Sidang MK Pilkada Pangkep, Ini Jawaban Bawaslu Soal Laporan Politik Uang

Sidang MK Pilkada Pangkep, Ini Jawaban Bawaslu Soal Laporan Politik Uang

BA
Badauni AP

Penulis

Terkinidotid Hadir di WhatsApp Channel
Follow

Terkini.id, Pangkep - Badan Pengawas Pemilu (Bawaslu) Kabupaten Pangkep memberikan jawaban tentang peristiwa politik uang, yang terjadi di Pilkada Pangkep, pada persidangan di Mahkamah Konstitusi.

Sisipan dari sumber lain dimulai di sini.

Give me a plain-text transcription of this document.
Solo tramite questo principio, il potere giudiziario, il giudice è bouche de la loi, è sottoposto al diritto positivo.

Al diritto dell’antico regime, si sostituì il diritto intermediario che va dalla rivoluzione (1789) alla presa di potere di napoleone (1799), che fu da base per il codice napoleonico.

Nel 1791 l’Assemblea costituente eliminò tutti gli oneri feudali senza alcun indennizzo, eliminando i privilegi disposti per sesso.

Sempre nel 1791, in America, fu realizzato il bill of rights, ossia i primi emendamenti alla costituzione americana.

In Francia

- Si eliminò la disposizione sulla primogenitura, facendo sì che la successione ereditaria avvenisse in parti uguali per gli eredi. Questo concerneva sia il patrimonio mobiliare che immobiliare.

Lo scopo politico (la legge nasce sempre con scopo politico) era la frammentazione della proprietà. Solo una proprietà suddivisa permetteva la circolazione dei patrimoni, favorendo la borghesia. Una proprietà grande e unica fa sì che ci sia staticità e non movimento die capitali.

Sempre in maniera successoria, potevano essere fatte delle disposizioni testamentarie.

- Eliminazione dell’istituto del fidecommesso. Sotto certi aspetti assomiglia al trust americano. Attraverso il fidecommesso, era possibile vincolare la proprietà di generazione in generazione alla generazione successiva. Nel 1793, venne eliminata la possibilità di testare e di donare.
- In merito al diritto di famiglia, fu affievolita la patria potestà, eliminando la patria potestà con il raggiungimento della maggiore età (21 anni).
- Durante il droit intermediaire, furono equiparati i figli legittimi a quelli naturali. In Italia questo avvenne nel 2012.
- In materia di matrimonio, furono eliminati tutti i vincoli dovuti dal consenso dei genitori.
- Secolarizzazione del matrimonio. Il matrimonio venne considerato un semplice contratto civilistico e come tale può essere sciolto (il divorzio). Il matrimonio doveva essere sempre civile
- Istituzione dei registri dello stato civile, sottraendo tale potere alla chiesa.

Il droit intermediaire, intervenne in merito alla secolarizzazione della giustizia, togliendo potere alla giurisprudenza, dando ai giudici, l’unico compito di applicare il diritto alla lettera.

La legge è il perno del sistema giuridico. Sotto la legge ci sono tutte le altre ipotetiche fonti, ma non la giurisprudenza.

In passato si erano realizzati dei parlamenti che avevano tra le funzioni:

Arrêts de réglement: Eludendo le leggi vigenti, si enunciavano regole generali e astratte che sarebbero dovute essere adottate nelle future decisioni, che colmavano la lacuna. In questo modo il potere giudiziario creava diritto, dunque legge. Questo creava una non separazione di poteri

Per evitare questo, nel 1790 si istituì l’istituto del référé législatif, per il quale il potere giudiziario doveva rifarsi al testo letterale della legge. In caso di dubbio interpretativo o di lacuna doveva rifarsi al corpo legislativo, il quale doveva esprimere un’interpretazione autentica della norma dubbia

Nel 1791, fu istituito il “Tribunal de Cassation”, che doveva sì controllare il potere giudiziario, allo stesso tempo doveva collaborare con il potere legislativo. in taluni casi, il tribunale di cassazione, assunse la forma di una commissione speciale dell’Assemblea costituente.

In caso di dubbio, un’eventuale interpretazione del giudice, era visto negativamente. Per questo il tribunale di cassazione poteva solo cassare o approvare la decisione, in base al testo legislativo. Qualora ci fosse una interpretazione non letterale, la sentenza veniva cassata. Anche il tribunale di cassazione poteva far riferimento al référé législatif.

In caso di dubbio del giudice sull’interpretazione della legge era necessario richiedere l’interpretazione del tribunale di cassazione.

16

Ketua Bawaslu Pangkep Samsir Salam dalam keterangannya menjelaskan pihak Sentra Gakkumdu, telah melakukan penyelidikan yang terjadi di Kecamatan Bungoro atas laporan Sukma Paramitha, dan dinyatakan tidak memenuhi unsur tindak pidana politik.

"Dinyatakan tidak memenuhi unsur tindak pidana politik uang sebagaimana dimaksud pada Pasal 187 junto pasal 73 ayat 4 Undang-Undang nomor 10 tahun 2016 tentang perubahan kedua Undang-Undang nomor 1 Tahun 2015 yang selanjutnya disebut Undang-Undang Pemilihan," ujar Samsir, dalam sidang sengketa Pilkada di Gedung Mahkamah Konstitusi, Jakarta, Kamis, 4 Februari 2021. 

Dalam sidang itu, Bawaslu menjelaskan peristiwa politik uang dibeberapa kecamatan seperti Kecamatan Segeri, Minsatene, Liukang Tangaya, dan Tondong Tallasa dari hasil penylidikan Sentra Gakkumdu, laporan tersebut dinyatakan tidak memenuhi unsur.

Adapun di Kecamatan Liukang Tangaya, Bawaslu telah merekomendasikan Pemilihan Suara Ulang. 

Dalam Pilkda Pangkep rekapitulasi perolehan suara KPU Pangkep, Muhammad Yusran Lalogau-Syahban Sammana (MYL-SS) peroleh suara sebanyak 72.973 suara, Rahman Assagaf-Muammar Muhayang (Ramah) peroleh 53.348 suara, Andi Ilham Zainuddin-Rismayani (Aiz-Risma)  41.564 suara, dan Andi Nirawati-Lutfi (Anir-Lutfi)  30.467 suara.